Metal Rebel: Under extreme pressure, sodium breaks the rules for turning into liquid

In a demonstration that defies basic assumptions in physics, researchers have created liquid sodium at room temperature.

As a member of the alkali metals—the first column in the periodic table—sodium is considered to be one of the simplest metals. Under normal conditions, it melts at about 98°C, just under water’s boiling point. The new observation that sodium can melt at just above room temperature, 27°C, confirms a growing suspicion among scientists that alkali metals are more complicated than they previously thought.

Eugene Gregoryanz of the Carnegie Institution of Washington (D.C.) and his colleagues loaded a microscopic sample of solid sodium into a diamond-anvil cell, a viselike device capable of generating extreme pressure.

The researchers repeatedly raised the pressure inside the cell and determined sodium’s melting temperature at each of these pressures by heating the material.

When a solid is squeezed under high pressure, its constituent atoms or molecules pack together tightly and have less room to move about.
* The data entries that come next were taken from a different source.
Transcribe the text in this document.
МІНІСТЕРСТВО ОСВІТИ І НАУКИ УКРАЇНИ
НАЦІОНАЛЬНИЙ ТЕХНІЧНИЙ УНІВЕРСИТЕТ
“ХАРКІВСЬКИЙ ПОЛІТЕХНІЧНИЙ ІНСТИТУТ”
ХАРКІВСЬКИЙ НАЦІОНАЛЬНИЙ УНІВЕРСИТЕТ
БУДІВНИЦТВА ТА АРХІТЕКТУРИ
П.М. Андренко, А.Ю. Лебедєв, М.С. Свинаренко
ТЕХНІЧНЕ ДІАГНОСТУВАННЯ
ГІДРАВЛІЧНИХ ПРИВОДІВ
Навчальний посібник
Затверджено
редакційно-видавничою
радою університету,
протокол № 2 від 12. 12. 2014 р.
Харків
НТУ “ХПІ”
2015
Under such conditions, it takes more thermal energy than normal to increase the motion of the atoms or molecules enough to cause the solid to melt. Thus, increasing pressure typically raises a material’s melting temperature.

However, when Gregoryanz and his colleagues raised the pressure on solid sodium beyond 30 gigapascals—300,000 times atmospheric pressure at sea level—the metal’s melting temperature began to drop. In fact, its melting temperature continued to drop until the pressure reached about 100 gigapascals, at which point the sample melted at near-room temperature. The researchers report their findings in an upcoming Physical Review Letters.

Water behaves in this same unusual way, but over only a narrow pressure range. Between normal atmospheric pressure and 1,000 atmospheres, which is about the pressure of the deep ocean, liquid water is denser than ice, which explains why ice floats, says Gregoryanz. Similarly, liquid sodium under high pressure is denser than its solid form.

“Sodium really departs from its simplicity in extraordinary ways,” says Neil Ashcroft of Cornell University. Like all alkali metals, sodium has one free electron that can react with other elements. Normally, this electron is far from the atom’s 10 other electrons, which reside closer to sodium’s nucleus. Squeezing the metal forces the free electron closer to the others. Gregoryanz speculates that this forced liaison among electrons might explain sodium’s strange behavior.

During the experiment, the researchers noted that solid sodium under high pressure assumed several odd crystal structures, suggesting that the liquid itself could have unusual properties. “It might be superfluid; it might be superconducting,” says Gregoryanz.

Previous studies on other alkali metals, including lithium and hydrogen, have shown that these elements also behave strangely at high pressures and can become superconducting. “We all thought there was nothing much left to say about the alkali metals because they’re all so simple. But as soon as you squeeze them up, the physics becomes extremely interesting,” says Ashcroft.